A once-great series loses its spark

You (2025) Source: Netflix
You (2025) Source: Netflix

You started as an incisive romp through romantic clichés and toxic masculinity. You posed critical concerns: What do we neglect in the name of love? Why do we cheer for sociopaths who happen to resemble Penn Badgley in a cardigan? Satire became muddier as seasons progressed, plots became more outlandish, and the show inevitably descended into self-parody.

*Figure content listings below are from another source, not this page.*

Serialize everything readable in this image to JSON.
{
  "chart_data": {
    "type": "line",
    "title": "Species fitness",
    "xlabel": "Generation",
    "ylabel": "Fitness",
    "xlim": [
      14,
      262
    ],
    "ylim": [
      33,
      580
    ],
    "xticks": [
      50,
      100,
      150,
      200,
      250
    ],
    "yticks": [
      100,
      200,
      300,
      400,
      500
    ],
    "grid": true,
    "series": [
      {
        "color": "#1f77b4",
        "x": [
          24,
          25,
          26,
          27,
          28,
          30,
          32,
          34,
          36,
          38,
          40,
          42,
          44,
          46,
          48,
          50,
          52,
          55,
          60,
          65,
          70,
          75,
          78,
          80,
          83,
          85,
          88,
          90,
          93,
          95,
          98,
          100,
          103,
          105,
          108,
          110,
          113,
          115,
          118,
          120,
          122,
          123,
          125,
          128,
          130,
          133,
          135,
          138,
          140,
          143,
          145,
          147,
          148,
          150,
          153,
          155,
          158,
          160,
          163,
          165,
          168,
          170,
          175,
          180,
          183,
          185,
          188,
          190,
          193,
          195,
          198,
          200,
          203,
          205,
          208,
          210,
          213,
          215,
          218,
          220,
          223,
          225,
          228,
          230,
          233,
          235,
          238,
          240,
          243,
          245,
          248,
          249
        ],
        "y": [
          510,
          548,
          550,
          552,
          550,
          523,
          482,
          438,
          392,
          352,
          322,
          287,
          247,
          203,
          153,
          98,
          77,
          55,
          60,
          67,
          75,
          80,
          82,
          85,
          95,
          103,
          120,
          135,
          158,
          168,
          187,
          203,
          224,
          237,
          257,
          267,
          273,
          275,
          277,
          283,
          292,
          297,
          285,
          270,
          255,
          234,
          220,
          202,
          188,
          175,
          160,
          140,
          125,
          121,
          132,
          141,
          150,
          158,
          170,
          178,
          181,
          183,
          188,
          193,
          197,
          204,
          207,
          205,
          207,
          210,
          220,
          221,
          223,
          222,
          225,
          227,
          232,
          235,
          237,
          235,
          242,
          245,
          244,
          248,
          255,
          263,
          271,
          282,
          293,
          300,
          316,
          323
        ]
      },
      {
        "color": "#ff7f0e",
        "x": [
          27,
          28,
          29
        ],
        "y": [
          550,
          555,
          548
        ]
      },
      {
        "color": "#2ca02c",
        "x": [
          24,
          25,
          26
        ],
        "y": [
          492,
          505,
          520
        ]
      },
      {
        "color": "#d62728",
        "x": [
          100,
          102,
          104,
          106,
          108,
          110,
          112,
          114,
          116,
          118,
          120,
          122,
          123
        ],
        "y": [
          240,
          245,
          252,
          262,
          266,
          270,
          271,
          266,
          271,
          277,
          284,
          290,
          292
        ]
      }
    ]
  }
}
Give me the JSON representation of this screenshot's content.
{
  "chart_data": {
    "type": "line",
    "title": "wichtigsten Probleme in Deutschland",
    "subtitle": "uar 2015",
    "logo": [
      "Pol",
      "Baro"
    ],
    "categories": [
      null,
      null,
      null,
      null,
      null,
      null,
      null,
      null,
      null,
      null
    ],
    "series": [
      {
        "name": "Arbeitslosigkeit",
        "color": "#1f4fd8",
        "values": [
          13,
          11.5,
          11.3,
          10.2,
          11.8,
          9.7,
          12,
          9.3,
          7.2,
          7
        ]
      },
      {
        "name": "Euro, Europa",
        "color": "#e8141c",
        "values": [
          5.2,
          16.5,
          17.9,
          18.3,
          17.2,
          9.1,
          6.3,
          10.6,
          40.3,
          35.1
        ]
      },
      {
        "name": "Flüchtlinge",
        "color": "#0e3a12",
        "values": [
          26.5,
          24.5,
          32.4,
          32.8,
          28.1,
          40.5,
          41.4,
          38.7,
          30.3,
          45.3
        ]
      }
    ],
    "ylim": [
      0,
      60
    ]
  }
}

The final season is marked by the relentless ambition, the writing is burdened with the earlier seasons' writing. The pacing is painfully slow. The characters feel stripped of originality. Joe’s voiceovers, which were once darkly humorous, have transformed into the musings of a man indifferent to his own journal.


Final verdict

You (2025) Source: Netflix
You (2025) Source: Netflix

In attempting to innovate, You seems to have ‘forgotten’ what made it appealing in the first place: its unapologetic charm, its stylish violence, and unhinged messiness. Season 5 removes moral tension in place of lecturing, and cranks self-importance to 100 at the detriment of style. It isn’t a bang, but a shrug - the show seemingly ready to move on.

Everything about Joe Goldberg is rooted in some self-absorbed delusion, which makes it strangely poetic that he ends right back in New York. The books, the lies, living in denial: all classic Joe. A perfect circle. A sociopathic ouroboros. Just with improved lighting and central air.

I, with a heavy heart can only give this season a 6/10⭐

Best Performance: Anna Camp’s deranged portrayal of the Lockwood twins, who actually seem to understand that this is a soap opera, is arguably my favorite.

Most Poetic Moment: Joe staring into a mirror and finally admitting that he is the monster everyone has told him he is.

Biggest Irony: After five seasons of telling us to love each other more, the show ends by ghosting its own soul.